Scallop Protocol was hit by a flash loan exploit on Sunday. The attacker reportedly drained about $142,000 (150,000 SUIs) in what appears to be a highly targeted oracle tampering attack. This did not touch the core contract of the protocol but revealed a deeper flaw in the design.
An attacker reportedly exploited a deprecated sidecontract linked to Scallop’s sSUI bounty pool. Their team urges that the underlying protocol remains intact and that all user deposits are safe. However, the loss was completely contained in that isolated portion.
Old code or Oracle defect?
Analysts suggest that the primary problem was the manipulation of oracle price feeds assigned to Scallop. This allowed the attacker to artificially lower SUI/USDC prices and borrow assets at those distorted prices. And then pay off Flash loan Within the same deal. In the end, the suspect walked away with a difference.
This follows a familiar DeFi attack pattern; However, the execution at this event was extraordinarily precise. The attacker did not target active code or standard SDK paths. They interacted with the older V2 contract as of November 2023. This was a version that was deprecated but remained callable on-chain. Sui keeps all published versions of contracts immutable and accessible. That’s why this old package became a hidden attack surface.
About prices He did not receive a hit after the exploit.

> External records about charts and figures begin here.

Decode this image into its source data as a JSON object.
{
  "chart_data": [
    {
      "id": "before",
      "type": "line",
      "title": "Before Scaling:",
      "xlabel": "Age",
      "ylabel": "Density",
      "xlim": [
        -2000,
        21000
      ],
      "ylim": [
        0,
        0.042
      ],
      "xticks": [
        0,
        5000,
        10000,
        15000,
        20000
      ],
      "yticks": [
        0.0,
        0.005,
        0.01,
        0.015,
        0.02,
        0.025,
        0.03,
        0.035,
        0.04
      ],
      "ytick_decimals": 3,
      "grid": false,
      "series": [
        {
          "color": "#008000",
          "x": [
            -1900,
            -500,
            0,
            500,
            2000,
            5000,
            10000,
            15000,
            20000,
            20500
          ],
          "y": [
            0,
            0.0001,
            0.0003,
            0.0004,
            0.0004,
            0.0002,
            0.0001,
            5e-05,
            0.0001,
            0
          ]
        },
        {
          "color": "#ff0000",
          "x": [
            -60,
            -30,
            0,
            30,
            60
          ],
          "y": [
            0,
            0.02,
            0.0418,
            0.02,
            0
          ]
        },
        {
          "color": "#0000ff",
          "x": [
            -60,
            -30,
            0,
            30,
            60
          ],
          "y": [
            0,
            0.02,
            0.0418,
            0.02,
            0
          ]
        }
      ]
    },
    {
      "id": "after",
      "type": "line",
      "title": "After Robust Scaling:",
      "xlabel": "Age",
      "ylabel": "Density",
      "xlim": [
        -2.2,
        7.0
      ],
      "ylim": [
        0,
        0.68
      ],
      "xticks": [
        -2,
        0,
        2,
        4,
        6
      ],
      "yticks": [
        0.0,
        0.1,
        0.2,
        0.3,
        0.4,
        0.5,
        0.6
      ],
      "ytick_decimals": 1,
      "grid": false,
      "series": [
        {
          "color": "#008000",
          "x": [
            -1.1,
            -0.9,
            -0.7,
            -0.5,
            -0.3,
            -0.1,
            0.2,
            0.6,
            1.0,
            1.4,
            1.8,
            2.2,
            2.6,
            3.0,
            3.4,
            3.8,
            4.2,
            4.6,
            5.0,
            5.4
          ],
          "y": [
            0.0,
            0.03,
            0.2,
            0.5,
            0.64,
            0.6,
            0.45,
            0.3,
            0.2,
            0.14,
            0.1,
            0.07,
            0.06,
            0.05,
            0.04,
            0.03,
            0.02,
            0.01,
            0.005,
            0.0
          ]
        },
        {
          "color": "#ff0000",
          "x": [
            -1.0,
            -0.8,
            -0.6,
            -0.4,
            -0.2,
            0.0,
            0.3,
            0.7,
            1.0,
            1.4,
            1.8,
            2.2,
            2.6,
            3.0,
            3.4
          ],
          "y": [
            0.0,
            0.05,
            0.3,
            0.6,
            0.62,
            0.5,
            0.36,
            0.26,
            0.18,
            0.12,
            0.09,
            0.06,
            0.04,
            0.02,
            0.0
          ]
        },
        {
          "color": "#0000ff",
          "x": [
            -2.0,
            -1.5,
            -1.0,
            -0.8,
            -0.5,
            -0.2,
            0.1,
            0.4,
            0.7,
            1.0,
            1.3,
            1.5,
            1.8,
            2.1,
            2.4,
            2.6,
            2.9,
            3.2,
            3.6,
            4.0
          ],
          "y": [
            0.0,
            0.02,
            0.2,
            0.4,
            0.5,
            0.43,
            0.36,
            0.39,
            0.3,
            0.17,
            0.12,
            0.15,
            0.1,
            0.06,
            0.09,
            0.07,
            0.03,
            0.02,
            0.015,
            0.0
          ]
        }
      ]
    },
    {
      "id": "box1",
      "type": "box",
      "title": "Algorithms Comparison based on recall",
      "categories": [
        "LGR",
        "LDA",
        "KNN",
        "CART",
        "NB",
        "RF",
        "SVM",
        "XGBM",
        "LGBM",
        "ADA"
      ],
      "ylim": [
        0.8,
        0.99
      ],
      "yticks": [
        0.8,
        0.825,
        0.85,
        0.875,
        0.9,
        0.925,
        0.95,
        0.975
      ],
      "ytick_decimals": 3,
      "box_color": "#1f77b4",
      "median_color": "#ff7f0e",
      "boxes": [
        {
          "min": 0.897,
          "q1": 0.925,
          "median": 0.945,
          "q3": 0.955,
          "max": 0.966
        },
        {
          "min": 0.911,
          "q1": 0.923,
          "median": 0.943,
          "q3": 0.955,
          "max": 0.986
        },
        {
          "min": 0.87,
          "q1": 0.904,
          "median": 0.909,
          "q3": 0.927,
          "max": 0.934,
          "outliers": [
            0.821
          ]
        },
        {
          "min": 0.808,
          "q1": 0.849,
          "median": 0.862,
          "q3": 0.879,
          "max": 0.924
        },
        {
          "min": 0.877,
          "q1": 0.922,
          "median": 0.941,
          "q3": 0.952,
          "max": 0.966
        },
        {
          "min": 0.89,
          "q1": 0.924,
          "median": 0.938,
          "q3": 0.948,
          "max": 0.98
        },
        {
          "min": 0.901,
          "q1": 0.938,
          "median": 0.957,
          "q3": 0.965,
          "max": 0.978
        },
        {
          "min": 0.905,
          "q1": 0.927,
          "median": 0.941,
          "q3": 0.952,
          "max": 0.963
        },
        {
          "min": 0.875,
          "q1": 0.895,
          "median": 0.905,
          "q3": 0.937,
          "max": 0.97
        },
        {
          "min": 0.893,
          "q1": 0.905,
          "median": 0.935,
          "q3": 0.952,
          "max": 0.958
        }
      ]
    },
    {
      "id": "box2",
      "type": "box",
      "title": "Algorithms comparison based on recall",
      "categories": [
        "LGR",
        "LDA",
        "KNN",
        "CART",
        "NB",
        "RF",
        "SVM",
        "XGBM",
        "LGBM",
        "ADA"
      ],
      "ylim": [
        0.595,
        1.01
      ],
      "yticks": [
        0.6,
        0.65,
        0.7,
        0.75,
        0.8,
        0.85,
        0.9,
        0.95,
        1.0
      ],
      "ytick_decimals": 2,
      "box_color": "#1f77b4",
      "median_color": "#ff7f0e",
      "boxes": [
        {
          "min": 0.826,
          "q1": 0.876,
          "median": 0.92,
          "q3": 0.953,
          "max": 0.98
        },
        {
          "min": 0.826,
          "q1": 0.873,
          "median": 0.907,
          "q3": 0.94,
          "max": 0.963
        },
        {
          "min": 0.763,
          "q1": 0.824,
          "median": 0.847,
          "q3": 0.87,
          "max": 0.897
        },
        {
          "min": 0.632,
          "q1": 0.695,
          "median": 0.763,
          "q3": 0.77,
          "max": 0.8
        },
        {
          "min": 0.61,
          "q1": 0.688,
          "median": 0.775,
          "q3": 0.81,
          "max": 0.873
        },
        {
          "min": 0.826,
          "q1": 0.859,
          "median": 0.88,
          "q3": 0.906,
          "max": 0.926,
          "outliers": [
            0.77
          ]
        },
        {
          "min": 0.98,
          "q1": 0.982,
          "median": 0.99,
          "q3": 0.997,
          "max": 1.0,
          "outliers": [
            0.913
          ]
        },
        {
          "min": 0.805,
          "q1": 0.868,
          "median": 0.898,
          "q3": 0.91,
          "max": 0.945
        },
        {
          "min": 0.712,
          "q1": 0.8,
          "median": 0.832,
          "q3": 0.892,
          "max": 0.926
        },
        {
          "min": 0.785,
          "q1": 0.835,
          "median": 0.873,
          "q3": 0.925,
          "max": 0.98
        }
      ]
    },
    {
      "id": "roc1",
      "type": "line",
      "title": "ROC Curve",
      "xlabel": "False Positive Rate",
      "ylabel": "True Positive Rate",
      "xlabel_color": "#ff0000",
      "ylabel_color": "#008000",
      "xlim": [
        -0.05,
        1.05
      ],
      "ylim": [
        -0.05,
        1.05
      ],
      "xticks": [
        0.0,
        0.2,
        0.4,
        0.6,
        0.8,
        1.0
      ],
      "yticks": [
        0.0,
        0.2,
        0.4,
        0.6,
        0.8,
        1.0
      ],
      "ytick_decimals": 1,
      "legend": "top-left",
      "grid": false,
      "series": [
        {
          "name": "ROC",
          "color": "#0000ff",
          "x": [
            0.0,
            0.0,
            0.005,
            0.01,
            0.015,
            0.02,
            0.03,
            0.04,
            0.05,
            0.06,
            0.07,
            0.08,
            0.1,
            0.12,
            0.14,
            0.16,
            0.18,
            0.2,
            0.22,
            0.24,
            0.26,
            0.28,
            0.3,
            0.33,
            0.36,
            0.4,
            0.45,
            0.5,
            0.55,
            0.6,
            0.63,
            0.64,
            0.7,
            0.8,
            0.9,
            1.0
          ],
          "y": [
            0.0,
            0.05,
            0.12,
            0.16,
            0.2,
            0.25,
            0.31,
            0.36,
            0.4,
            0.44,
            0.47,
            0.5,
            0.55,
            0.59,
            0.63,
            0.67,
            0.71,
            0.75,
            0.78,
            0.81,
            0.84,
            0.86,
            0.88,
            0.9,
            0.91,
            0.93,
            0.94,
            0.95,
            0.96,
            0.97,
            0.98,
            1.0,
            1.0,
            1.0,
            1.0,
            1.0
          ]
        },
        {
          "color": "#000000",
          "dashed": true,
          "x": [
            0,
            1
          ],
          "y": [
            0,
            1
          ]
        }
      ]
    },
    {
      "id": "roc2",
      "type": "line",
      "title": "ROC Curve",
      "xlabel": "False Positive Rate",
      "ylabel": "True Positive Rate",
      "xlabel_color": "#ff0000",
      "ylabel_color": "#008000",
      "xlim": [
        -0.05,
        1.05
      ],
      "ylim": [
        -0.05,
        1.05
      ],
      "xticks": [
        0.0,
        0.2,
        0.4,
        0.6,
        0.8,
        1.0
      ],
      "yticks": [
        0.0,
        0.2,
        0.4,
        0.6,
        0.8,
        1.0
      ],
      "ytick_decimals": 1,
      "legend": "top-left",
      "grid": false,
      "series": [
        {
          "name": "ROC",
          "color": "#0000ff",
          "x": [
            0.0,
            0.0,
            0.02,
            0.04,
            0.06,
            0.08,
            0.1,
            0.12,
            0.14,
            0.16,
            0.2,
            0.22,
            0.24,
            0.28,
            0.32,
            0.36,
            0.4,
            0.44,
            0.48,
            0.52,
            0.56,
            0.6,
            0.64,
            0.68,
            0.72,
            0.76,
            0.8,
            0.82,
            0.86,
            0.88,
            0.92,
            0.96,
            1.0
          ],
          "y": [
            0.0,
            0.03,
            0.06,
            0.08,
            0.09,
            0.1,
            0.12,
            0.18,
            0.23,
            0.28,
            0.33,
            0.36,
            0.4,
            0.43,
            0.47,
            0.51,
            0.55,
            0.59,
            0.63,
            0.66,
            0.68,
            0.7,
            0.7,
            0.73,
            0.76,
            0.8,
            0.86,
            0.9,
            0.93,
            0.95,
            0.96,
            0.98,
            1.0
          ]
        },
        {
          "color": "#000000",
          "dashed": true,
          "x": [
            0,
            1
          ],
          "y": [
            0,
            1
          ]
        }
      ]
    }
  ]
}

It is up nearly 2% in the past 24 hours. Sui is trading at $0.94 at press time. The 24-hour trading volume is about $187 million.
Expert in A mail He reported that the defect itself was subtle but severe. In deprecated nodes, the key variable “last_index” is never initialized when creating a new account. This allowed the attacker to claim the rewards as if they had been signed from the beginning of the pool.
As the bounty index grew over time, the attacker passed on giving himself the entire bounty pool in a single transaction. He stated that the Spool Index rose to 1.19 billion over 20 months.
The attacker bet 136 thousand sSUI and got 162 trillion points. However, the rewards exchange rate was 1:1 (numerator and denominator = 1), so 162TB of points were converted directly into rewards worth 162K SUI. The pool only had 150,000 SUI’s in it and they were all drained.
On-chain data shows that the stolen funds were quickly routed through a mixing service, similar to Sui’s Tornado Cash service. This makes recovery more difficult.
Scallop is back online after hack
The Scallop team responded by temporarily halting operations. It was then reported that they had unfrozen the core contracts and all operations had resumed. X’s post highlighted that the issue was not related to the underlying protocol and was isolated to a deprecated bounty contract. In the end, tser deposits were not affected and all funds remained safe. Withdrawals and deposits are now working normally.
🚨 Scallops exposed to flash loan scam on Sui, loses $142,000 in oracle tampering attack
Details 👇
What happened?
> On April 26, 2026, the Scallop Lending Protocol experienced a flash loan vulnerability targeting a deprecated side contract related to its sSUI cache reward pool
>… pic.twitter.com/xoZbLzGCf0
– Sophia Hodlberg (@sophiaHodlberg) April 26, 2026
The striker reportedly contacted the team and offered to return 80% of the money for the white cap bonus. The incident is now being investigated. The team will check how the bug passed previous audits conducted by companies such as OtterSec and MoveBit.
Cryptopolitan I mentioned Many of the major incidents in April 2026 did not come from the logic of the underlying protocol. They arise from legacy contracts, switches, or layers of infrastructure that are still accessible but ignored. Cumulative losses exceeded $750 million by mid-April. April 2026 alone accounted for more than $600 million in funds stolen across 12 major incidents.
Kelp DAO and Drift Protocol together contributed to about 95% of April’s losses. The attack on Kelp resulted in $177 million in bad debt on Aave. Meanwhile, Arbitrum’s security board successfully frozen 30,766 ETH (about $71 million) of the stolen funds.
Hyperliquid remains the largest token in the DeFi category. HYPE price is up 10% in the last 30 days. It is trading at $41.95 at press time. Chainlink stands at the second stop. LINK was trading at around $9.4.